1) Yast from user point - it sucks. Seems too complicated.
2) Yast from power user, or system administrator, point - not needed. Im happy with make, .rpm or .dep from command line. But yes, it tells me everything I need to know.

Why 1: "Joe user" needs a dead simple way to update his/her computer, dead simple is "click here to update/install". No more info is needed or welcome. All the rest should have been taken care of by the one who took my money (SUSE in this case, MS in many other cases). MS does that well. Sure MS fails sometimes but 99% of the time their updates works.

Why 2: Many times a power-user has a modified system, and he/she knows what he/she is doing.
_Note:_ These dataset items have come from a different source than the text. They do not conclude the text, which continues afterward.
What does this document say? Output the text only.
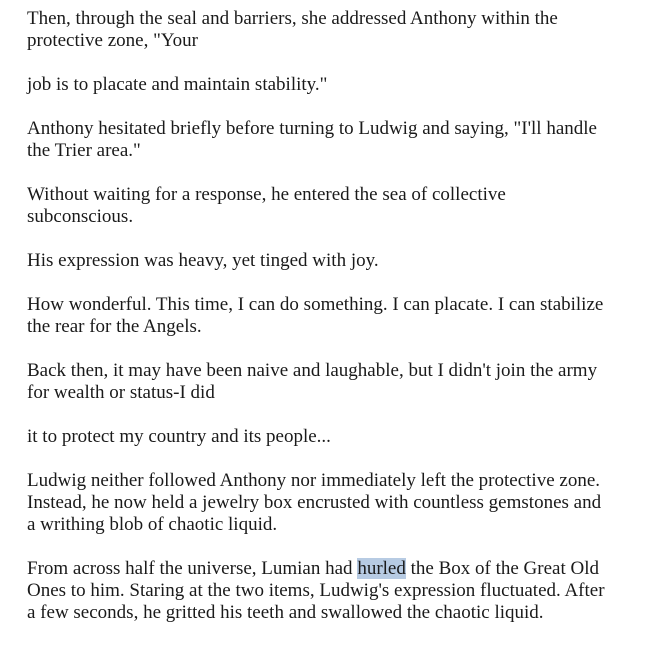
Then, through the seal and barriers, she addressed Anthony within the
protective zone, "Your

job is to placate and maintain stability."

Anthony hesitated briefly before turning to Ludwig and saying, "I'll handle
the Trier area."

Without waiting for a response, he entered the sea of collective
subconscious.

His expression was heavy, yet tinged with joy.

How wonderful. This time, I can do something. I can placate. I can stabilize
the rear for the Angels.

Back then, it may have been naive and laughable, but I didn't join the army
for wealth or status-I did

it to protect my country and its people...

Ludwig neither followed Anthony nor immediately left the protective zone.
Instead, he now held a jewelry box encrusted with countless gemstones and
a writhing blob of chaotic liquid.

From across half the universe, Lumian had hurled the Box of the Great Old
Ones to him. Staring at the two items, Ludwig's expression fluctuated. After
a few seconds, he gritted his teeth and swallowed the chaotic liquid.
Sure all help is welcome, even a GUI, but its not _needed_.

Before claiming that I do not know what Im writing: This is written on Mozilla (built from CVS) on a heavilly modified SuSe 7.1 running OpenBox as "GUI". My laptop is running debian woody. Woody installed over network. Has working suspend, sound, X and so on (had to tweak it to get sound). My play thing is running Win98 (no reinstall done for several years). Ive been administrating NT4, Win2k, Linux RedHat/SuSe (both clean distros and modified version) servers.

So yes, I have tested some OS package managers. And yes Ive had my part of "dll hell" (MS), "dependency hell" (.rpm, .dep) and broken installations (both Win and Linux). And it does not really matter on which OS your on, it always suck.